In 2012, Bruce Springsteen gave the keynote speech at SXSW, where he surprised a lot of listeners by declaring that — although he grew up admiring The Beatles andThe Rolling Stones — the group that really made him want to form a band was The Animals. The rough-and-tumble quintet from Newcastle-Upon-Tyne is largely ignored today, although it did pretty well during the British Invasion. A box of the band's four classic albums has just been released, titled The Mickie Most Years & More.
The Animals came into being when Eric Burdon, born during an air raid in 1941, joined the Alan Price Combo — a group which, like so many others in Britain in 1962, was playing American rock 'n' roll and blues. The band quickly got a regular slot at the Downbeat club in Newcastle, where the local teenagers loved its wild stage show and began calling its members "the animals." The name stuck, their reputation grew, and by May 1963, they were following in The Beatles' footsteps by playing the Star Club in Hamburg. By the end of the year, they'd recorded a four-song EP for their fans and pressed 500 copies, a few of which found their way to London. By Christmas, the band had been invited to move there so record companies could bid for its services.
Mickie Most, a British singer who'd been a star in South Africa and had just moved back to Britain, had caught the band at a hometown show. Once it relocated, Most got the group a record deal. The Animals' first single, "Baby Let Me Take You Home," almost made the British Top 20.

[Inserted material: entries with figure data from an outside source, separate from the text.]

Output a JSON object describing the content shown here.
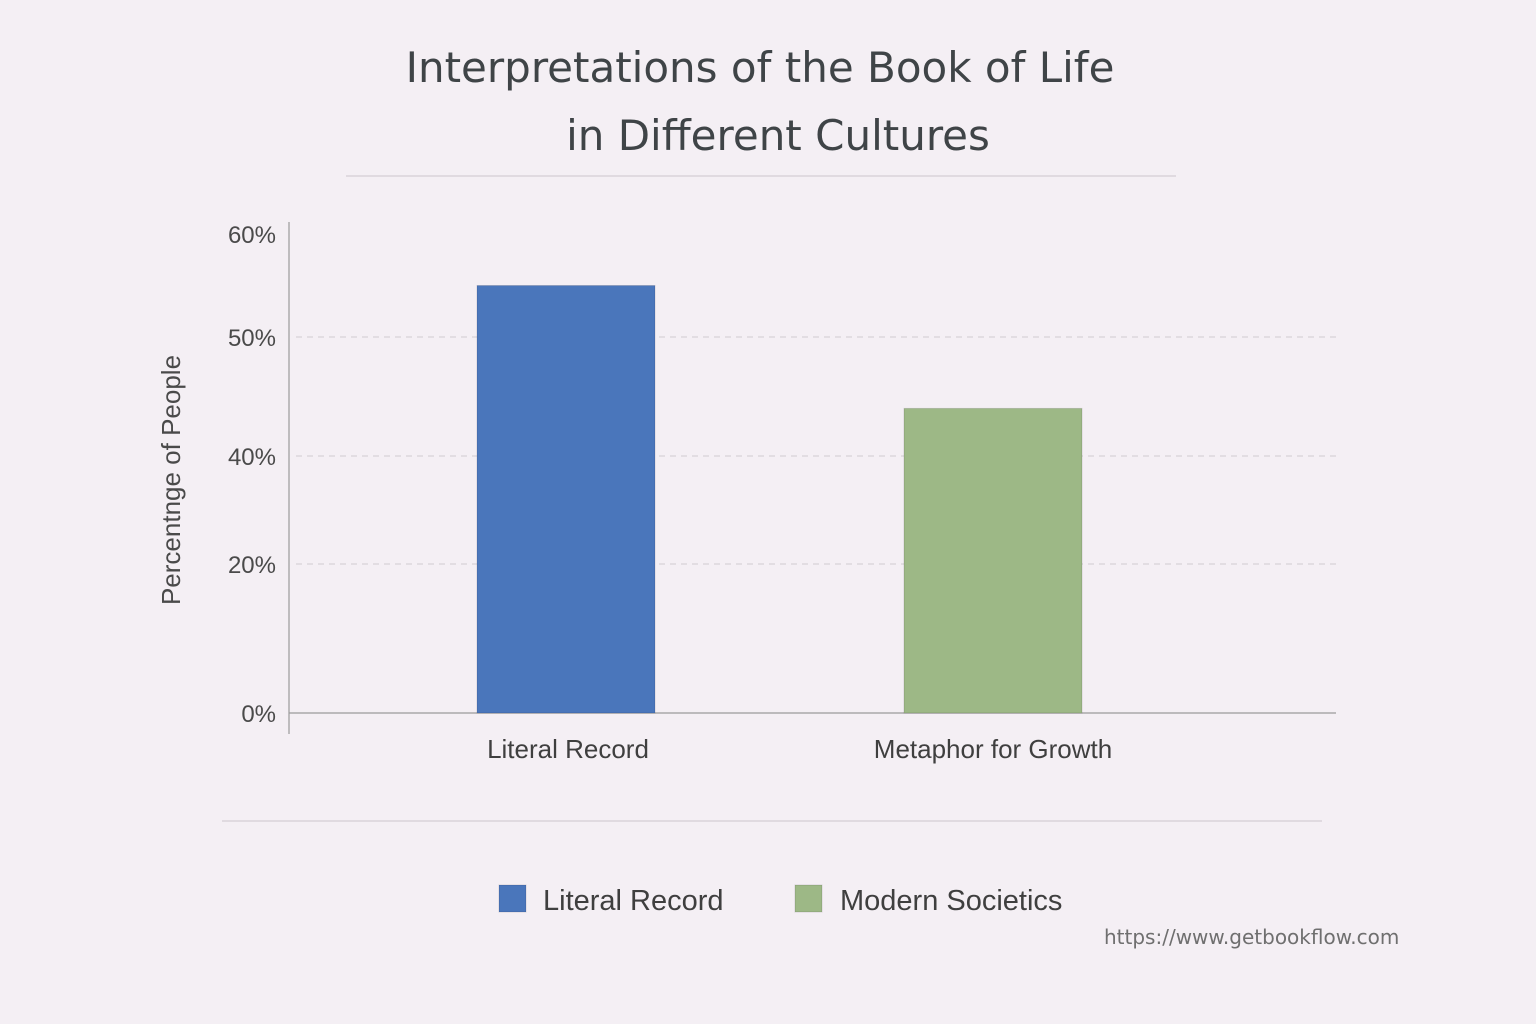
{
  "chart_data": {
    "type": "bar",
    "title_lines": [
      "Interpretations of the Book of Life",
      "in Different Cultures"
    ],
    "ylabel": "Percentnge of People",
    "xlabel": "",
    "categories": [
      "Literal Record",
      "Metaphor for Growth"
    ],
    "values": [
      55,
      44
    ],
    "bar_colors": [
      "#4a76bb",
      "#9db886"
    ],
    "y_ticks": [
      {
        "value": 0,
        "label": "0%"
      },
      {
        "value": 20,
        "label": "20%"
      },
      {
        "value": 40,
        "label": "40%"
      },
      {
        "value": 50,
        "label": "50%"
      },
      {
        "value": 60,
        "label": "60%"
      }
    ],
    "gridlines": true,
    "legend": {
      "placement": "bottom",
      "entries": [
        {
          "label": "Literal Record",
          "color": "#4a76bb"
        },
        {
          "label": "Modern Societics",
          "color": "#9db886"
        }
      ]
    }
  },
  "source": "https://www.getbookflow.com"
}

The vocalist, Eric Burdon, had plenty of charisma, but keyboard player Alan Price was the musical center of the band. He proved it with the next single, "House of the Rising Sun," where he took a song everyone had heard a million times and changed it utterly. Hilton Valentine created the guitar part, but Price got writer and arranger credit for the international smash-hit record which led to The Animals' first U.S. tour, starting in York, Penn., in September 1964.